# Favorite Recording of Dvořák's 5th Symphony?



## haziz (Sep 15, 2017)

What is your favorite recording of Dvořák's fifth symphony? I am of course using the modern numbering for the symphonies (i.e. the "New World Symphony" is No. 9).

Feel free to elaborate on why a particular recording appeals or does not.

Thanks.


----------



## jim prideaux (May 30, 2013)

Jansons and the Oslo P.O.

No contest here.......one of my favourite symphonies (the final movement is simply wonderful) and I am forever indebted to Jansons as it was his recording that introduced me to this work. I have listened to a number of alternatives (Kubelik, Suitner, Jarvi, etc) but Jansons seems to find something extra in the work.


----------



## Olias (Nov 18, 2010)

Not easy to find but wow it's good.


----------



## Brahmsian Colors (Sep 16, 2016)

Witold Rowicki/London Symphony


----------



## Rogerx (Apr 27, 2018)

Staatskapelle Berlin/ Otmar Suitner for starters, Istvan Kertesz and Jirí Belohlávek. 
Happy exploring.


----------



## Merl (Jul 28, 2016)

All of the above are tremendous suggestions and I'd heavily recommend them all but Jansons / Oslo gets the slight nod over the competition, for me. You can pick that recording up on a budget Brilliant Classics release that's still floating around secondhand (see cover below - it has a blue cover too or is available on a single disc). As Jim says, it really is a mighty fine one.


----------



## Philidor (11 mo ago)

jim prideaux said:


> Jansons and the Oslo P.O.
> 
> No contest here.......one of my favourite symphonies (the final movement is simply wonderful) and I am forever indebted to Jansons as it was his recording that introduced me to this work. I have listened to a number of alternatives (Kubelik, Suitner, Jarvi, etc) but Jansons seems to find something extra in the work.
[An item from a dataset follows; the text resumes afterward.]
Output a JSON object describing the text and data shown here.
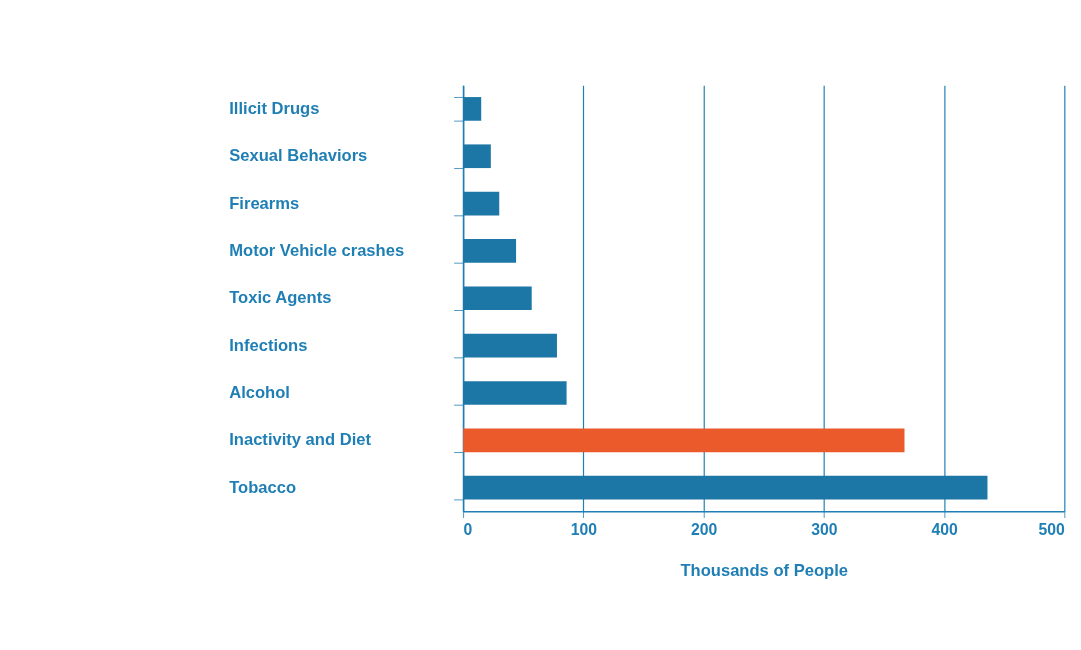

I fully agree ... Jansons is leading the field. I compared to Belohlavek, Suitner, Kertesz. I also appreciated Kubelik recording (DG), but it is quite full in sound, too much to my taste.

There are rumours that there was an excellent recording of Dvorak 5 with Sejna, but I don't know that one ...


----------



## Kreisler jr (Apr 21, 2021)

Sejna is Supraphon 1952; it was on CD but probably very hard to find. I have a cheapo twofer from Cantus/Line Music, 
EAN 4032250013833
ASIN ‏ : ‎ B00005CCZJ


----------



## Philidor (11 mo ago)

Thank you for pointing out the Supraphon recording! Just checked my streaming provider and found some more stuff with Sejna ... Dvorak 1-3 and 5-7, Slavonic Dances & Rhapsodies, ... next weekend to come ...


----------



## haziz (Sep 15, 2017)

Philidor said:


> I fully agree ... Jansons is leading the field. I compared to Belohlavek, Suitner, Kertesz. I also appreciated Kubelik recording (DG), but it is quite full in sound, too much to my taste.
> 
> There are rumours that there was an excellent recording of Dvorak 5 with Sejna, but I don't know that one ...


Sejna's recording is the Supraphon recording pointed out earlier. It dates from 1952. It maybe a very fine performance, but I do find the vintage recording sound quality to detract from my enjoyment.

I personally find Suitner, Anguelov, Neumann (Analog) and Rowicki to be more to my liking. This is why I started this thread to exchange thoughts regarding probably my favorite Dvorak symphony.


----------



## advokat (Aug 16, 2020)

For me, Kúbelik is always the best Dvorak interpreter.


----------



## Giorgio Pitzalis (Feb 27, 2020)

Good morning to you all :
if I may intervene, I note, with great pleasure, the mention for Kerel Sejna with an unrivaled Symphony No. 5 by Dvorak (despite the recording systems that are those of the early 50s). I also point out the "Bohemian" character of the other two really good symphonies 6 and 7 with a great Czech PO.


----------



## Giorgio Pitzalis (Feb 27, 2020)

I take this opportunity to point out two other great interpretations of this unrecognized Director who is particularly in my heart! Above all the Slavonic Dances are perhaps the "best"


----------



## Giorgio Pitzalis (Feb 27, 2020)

And finally I also point out something particularly "Bohemian" of a Symphony that we know very well in other great interpretations


----------



## Kreisler jr (Apr 21, 2021)

I think the sound on the Sejna is decent enough not to distract too much from the excellence of the performance.


----------



## Malx (Jun 18, 2017)

Two favourites for me: the Janson recording already mentioned and Jarvi with the Scottish National Orchestra which I'll happily admit is a parochial choice - the SNO (RSNO) being my local band.


----------